The documents you've can be used as any other fully annotated document can be used; e.g. you can apply the nominate and transform steps to create redacted or resynthesized documents. As another example, these documents are now suitable for building a model:

Unix:

% $MAT_PKG_HOME/bin/MATModelBuilder --task 'AMIA Deidentification' \
--input_files 'outdir/*.json' --file_type mat-json --save_as_default_model

Windows:

% %MAT_PKG_HOME%\bin\MATModelBuilder.cmd --task "AMIA Deidentification" \
--input_files 'outdir\*.json' --file_type mat-json --save_as_default_model

The resulting model will be in src/tasks/AMIA/default_model.

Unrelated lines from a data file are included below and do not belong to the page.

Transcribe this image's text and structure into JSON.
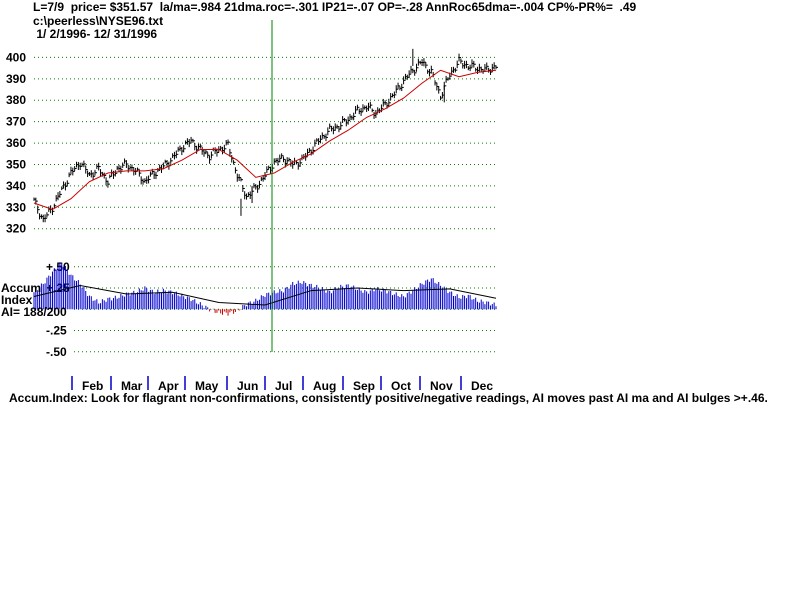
{
  "header": {
    "line1": "L=7/9  price= $351.57  la/ma=.984 21dma.roc=-.301 IP21=-.07 OP=-.28 AnnRoc65dma=-.004 CP%-PR%=  .49",
    "line2": "c:\\peerless\\NYSE96.txt",
    "line3": " 1/ 2/1996- 12/ 31/1996"
  },
  "caption": "Accum.Index: Look for flagrant non-confirmations, consistently positive/negative readings, AI moves past AI ma and AI bulges >+.46.",
  "accum_label": {
    "line1": "Accum",
    "line2": "Index",
    "line3": "AI= 188/200"
  },
  "colors": {
    "price_bar": "#000000",
    "ma_line": "#cc0000",
    "grid": "#008000",
    "marker": "#008000",
    "accum_pos": "#0000cc",
    "accum_neg": "#cc0000",
    "accum_ma": "#000000",
    "month_tick": "#0000cc"
  },
  "chart_data": [
    {
      "type": "line",
      "title": "",
      "yticks": [
        320,
        330,
        340,
        350,
        360,
        370,
        380,
        390,
        400
      ],
      "ylim": [
        318,
        403
      ],
      "grid": true,
      "x_months": [
        "Feb",
        "Mar",
        "Apr",
        "May",
        "Jun",
        "Jul",
        "Aug",
        "Sep",
        "Oct",
        "Nov",
        "Dec"
      ],
      "series": [
        {
          "kind": "price_bars",
          "x": [
            0,
            5,
            10,
            15,
            20,
            25,
            30,
            35,
            40,
            45,
            50,
            55,
            60,
            65,
            70,
            75,
            80,
            85,
            90,
            95,
            100,
            105,
            110,
            115,
            120,
            125,
            130,
            135,
            140,
            145,
            150,
            155,
            160,
            165,
            170,
            175,
            180,
            185,
            190,
            195,
            200,
            205,
            210,
            215,
            220,
            225,
            230,
            235,
            240,
            245,
            250
          ],
          "values": [
            333,
            324,
            330,
            338,
            346,
            351,
            345,
            348,
            342,
            348,
            350,
            347,
            342,
            346,
            349,
            353,
            358,
            361,
            357,
            354,
            357,
            359,
            345,
            335,
            339,
            345,
            351,
            353,
            350,
            352,
            357,
            362,
            366,
            368,
            371,
            375,
            377,
            374,
            378,
            383,
            389,
            394,
            398,
            393,
            382,
            392,
            398,
            396,
            395,
            394,
            396
          ]
        },
        {
          "name": "",
          "kind": "moving_average",
          "x": [
            0,
            10,
            20,
            30,
            40,
            50,
            60,
            70,
            80,
            90,
            100,
            110,
            120,
            130,
            140,
            150,
            160,
            170,
            180,
            190,
            200,
            210,
            220,
            230,
            240,
            250
          ],
          "values": [
            332,
            329,
            334,
            342,
            346,
            347,
            347,
            348,
            352,
            357,
            357,
            352,
            344,
            346,
            351,
            355,
            361,
            366,
            372,
            376,
            381,
            388,
            394,
            391,
            393,
            394
          ]
        }
      ]
    },
    {
      "type": "bar",
      "title": "",
      "yticks": [
        "+.50",
        "+.25",
        ".25",
        "-.25",
        "-.50"
      ],
      "ylim": [
        -0.55,
        0.58
      ],
      "grid": true,
      "series": [
        {
          "kind": "accum_index",
          "x": [
            0,
            5,
            10,
            15,
            20,
            25,
            30,
            35,
            40,
            45,
            50,
            55,
            60,
            65,
            70,
            75,
            80,
            85,
            90,
            95,
            100,
            105,
            110,
            115,
            120,
            125,
            130,
            135,
            140,
            145,
            150,
            155,
            160,
            165,
            170,
            175,
            180,
            185,
            190,
            195,
            200,
            205,
            210,
            215,
            220,
            225,
            230,
            235,
            240,
            245,
            250
          ],
          "values": [
            0.2,
            0.3,
            0.44,
            0.55,
            0.4,
            0.3,
            0.15,
            0.08,
            0.12,
            0.14,
            0.18,
            0.2,
            0.25,
            0.2,
            0.22,
            0.2,
            0.16,
            0.12,
            0.06,
            0.0,
            -0.04,
            -0.05,
            -0.02,
            0.06,
            0.1,
            0.17,
            0.2,
            0.22,
            0.3,
            0.32,
            0.28,
            0.25,
            0.2,
            0.26,
            0.28,
            0.24,
            0.2,
            0.24,
            0.22,
            0.18,
            0.15,
            0.22,
            0.3,
            0.36,
            0.28,
            0.2,
            0.14,
            0.16,
            0.1,
            0.08,
            0.05
          ]
        },
        {
          "name": "",
          "kind": "ai_moving_average",
          "x": [
            0,
            25,
            50,
            75,
            100,
            125,
            150,
            175,
            200,
            225,
            250
          ],
          "values": [
            0.15,
            0.28,
            0.18,
            0.2,
            0.08,
            0.05,
            0.22,
            0.25,
            0.22,
            0.24,
            0.13
          ]
        }
      ]
    }
  ]
}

Note: You may have to increase the Java heap size in order to make the model building (and subsequent tagging) work; you may do this in your task.xml file by modifying the <java_subprocess_parameters> as follows, for example:

  <java_subprocess_parameters heap_size="2G"/>

Additional workflows

The AMIA task has an additional workflow "Process tagged untokenized docs", which should be applied to documents which have content annotations for PHI but is missing either zones or tokens or both. This workflow has a special "zone and align" step; once this step is applied, the resulting documents are in the same state as if they had been processed in the "Demo" workflow using the the "zone" and "tag" steps.

Annotation set

HOSPITAL	A medical facility
PATIENT	The name of a patient
DOCTOR	The name of a medical provider
DATE	A date, including the year
LOCATION	A partial or full address, including city, state and ZIP
ID	An ID code or number
PHONE	A telephone number
AGE	An age

Additional replacer implementations

The AMIA task provides some special replacer implementations.

Implementation	UI name	Description
AMIAReplacementEngine.AMIADEIDReplacementEngine	clear -> DE-ID	Maps clear text PIIs to the a DE-id-style obscured pattern. For most tags, the pattern is, e.g., HOSPITAL. However, AGE, DATE, PATIENT and DOCTOR have subsequent patterns surrounded by square brackets. PATIENT[AAA B. CCC], where the pattern represents the pattern of name tokens in the clear text name. The token substitutions are, by default, consistent within the scope of a single document. This pattern applies to DOCTOR as well. DATE[5/6/09], where the sequence between the brackets is an actual date, displaced consistently throughout the document by the same randomly-selected offset. AGE[in 30s], where the sequence between the bracket indicates a decade of life, with the exception of "birth-12", "in teens", and "90+".
AMIAReplacementEngine.AMIADEIDResynthesisEngine	DE-ID -> clear	Maps the DE-id-style pattern described above into clear text
AMIAReplacementEngine.AMIAPIIReplacementEngine	clear -> clear	Maps clear text PIIs to resynthesized, artificial PIIs. For most tags, the behavior of this replacer is identical to the general clear -> clear replacer, except that there are some idiosyncracies of handling HOSPITALs (which can include room numbers) and DOCTORs (which can include initials with an attached set of initials for the medical transcriber, e.g. "djh / vp").